Agora se temos problemas de gestão, estamos disponíveis para discutir. Precisamos de uma carreira na saúde para valorização dos profissionais, possibilitando seu reconhecimento, ascensão na carreira e acabando com os “QI” quem indica.
Concordamos que são necessários os cargos de confiança, mas não da forma abusiva com tem sido até hoje. Outra questão é que a condução dos serviços prestados seja transparente, com salários decentes, com plano de carreira, reconhecimento e valorização profissional, gerenciamento sério e responsável e o acompanhamento do governo, fazendo a sua parte. Aí sim poderemos separar o joio do trigo. Nesta formatação é possível fazer uma avaliação de desempenho funcional, tanto de servidores como também dos gestores, e quem não estiver alinhado profissionalmente, não vemos nenhum problema em abrir um processo administrativo.

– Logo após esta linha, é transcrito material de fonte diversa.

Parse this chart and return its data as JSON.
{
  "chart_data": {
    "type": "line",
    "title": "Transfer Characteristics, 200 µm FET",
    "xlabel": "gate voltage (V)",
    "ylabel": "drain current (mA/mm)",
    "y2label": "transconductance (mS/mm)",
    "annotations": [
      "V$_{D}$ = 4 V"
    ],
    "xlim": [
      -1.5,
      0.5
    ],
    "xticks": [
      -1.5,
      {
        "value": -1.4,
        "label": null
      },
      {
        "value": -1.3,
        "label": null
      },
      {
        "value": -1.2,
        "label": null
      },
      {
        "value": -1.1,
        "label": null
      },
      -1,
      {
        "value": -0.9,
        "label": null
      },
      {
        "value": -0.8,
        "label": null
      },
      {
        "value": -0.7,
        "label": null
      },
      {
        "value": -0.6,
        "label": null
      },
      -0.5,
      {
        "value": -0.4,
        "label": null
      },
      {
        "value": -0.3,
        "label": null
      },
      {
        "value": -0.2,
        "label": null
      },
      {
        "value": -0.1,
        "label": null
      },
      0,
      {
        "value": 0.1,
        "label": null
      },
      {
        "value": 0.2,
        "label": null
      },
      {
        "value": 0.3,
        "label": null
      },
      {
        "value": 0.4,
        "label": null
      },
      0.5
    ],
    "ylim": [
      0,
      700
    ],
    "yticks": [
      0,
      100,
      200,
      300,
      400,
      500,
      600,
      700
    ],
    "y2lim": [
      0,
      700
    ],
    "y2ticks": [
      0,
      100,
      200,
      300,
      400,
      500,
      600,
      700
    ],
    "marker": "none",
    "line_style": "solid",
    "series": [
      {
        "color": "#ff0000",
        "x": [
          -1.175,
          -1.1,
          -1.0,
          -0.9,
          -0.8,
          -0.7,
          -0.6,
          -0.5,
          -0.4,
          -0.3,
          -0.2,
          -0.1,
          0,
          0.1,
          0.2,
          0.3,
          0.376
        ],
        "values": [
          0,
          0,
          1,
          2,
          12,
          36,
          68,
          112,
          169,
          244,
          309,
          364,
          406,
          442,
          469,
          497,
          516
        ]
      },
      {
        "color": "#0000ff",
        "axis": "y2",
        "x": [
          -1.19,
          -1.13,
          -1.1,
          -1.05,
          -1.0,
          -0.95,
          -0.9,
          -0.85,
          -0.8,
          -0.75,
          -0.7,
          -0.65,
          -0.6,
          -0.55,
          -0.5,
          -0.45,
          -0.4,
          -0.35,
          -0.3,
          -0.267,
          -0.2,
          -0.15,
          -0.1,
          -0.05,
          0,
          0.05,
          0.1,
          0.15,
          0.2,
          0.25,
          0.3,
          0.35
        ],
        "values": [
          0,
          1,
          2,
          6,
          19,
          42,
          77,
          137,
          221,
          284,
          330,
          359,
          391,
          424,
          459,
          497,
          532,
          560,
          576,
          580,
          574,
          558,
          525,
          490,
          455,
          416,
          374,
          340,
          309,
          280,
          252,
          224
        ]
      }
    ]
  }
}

O gestor tem toda liberdade, só precisa saber usá-la de forma correta, de forma ética. Nós temos excelentes profissionais nos serviços público que estamos perdendo. Qual o motivo? Porque o gestor não tem liberdade? Porque a burocracia emperra? Vamos discutir a lei de responsabilidade fiscal, a lei de licitação, a abertura de concursos públicos, não para empregos públicos, mas sim, para servidores públicos. Porque o Ministro José Carlos Temporão, até agora não chamou as centrais sindicais para fazer o debates sobre as fundações estatais, um debate sobre os problemas do SUS? Segundo o nosso presidente Lula, o Ministro deveria chamar as centrais sindicais, até agora…. É isso que vamos continuar defendendo, não queremos driblar os problemas com soluções paliativas, queremos que a população saiba e sinta segurança em nossos atendimentos.
Nós somos contra a contratação de trabalhadores temporários, defendemos a grade funcional de acordo com a necessidade de cada unidade, de cada estado, de cada município. O contrato temporário tem que ser em uma situação de emergência, temos que ter concurso para substituir os servidores que estão se aposentando, que faleceram ou mesmo que saíram do serviço público
Tem muitas outras questões além da funcional, como por exemplo, temos que discutir a compra de novos equipamentos e a sua utilização, não adianta comprar equipamentos que não tenham profissionais adequados para operar.
Temos muito claro que a burocracia não pode emperrar as necessidades da população. Hoje vivemos em um mundo informatizado e globalizado que permite maior agilidade sem perder a transparência. Nós dos movimentos sindicais, sociais, conselheiros de saúde queremos compreender porque tanto empenho em eleger a fundação estatal do direito privado como a “salvadora do SUS”. Essa ferramenta resolverá essa infinidade de problemas que assolam a saúde pública deste país?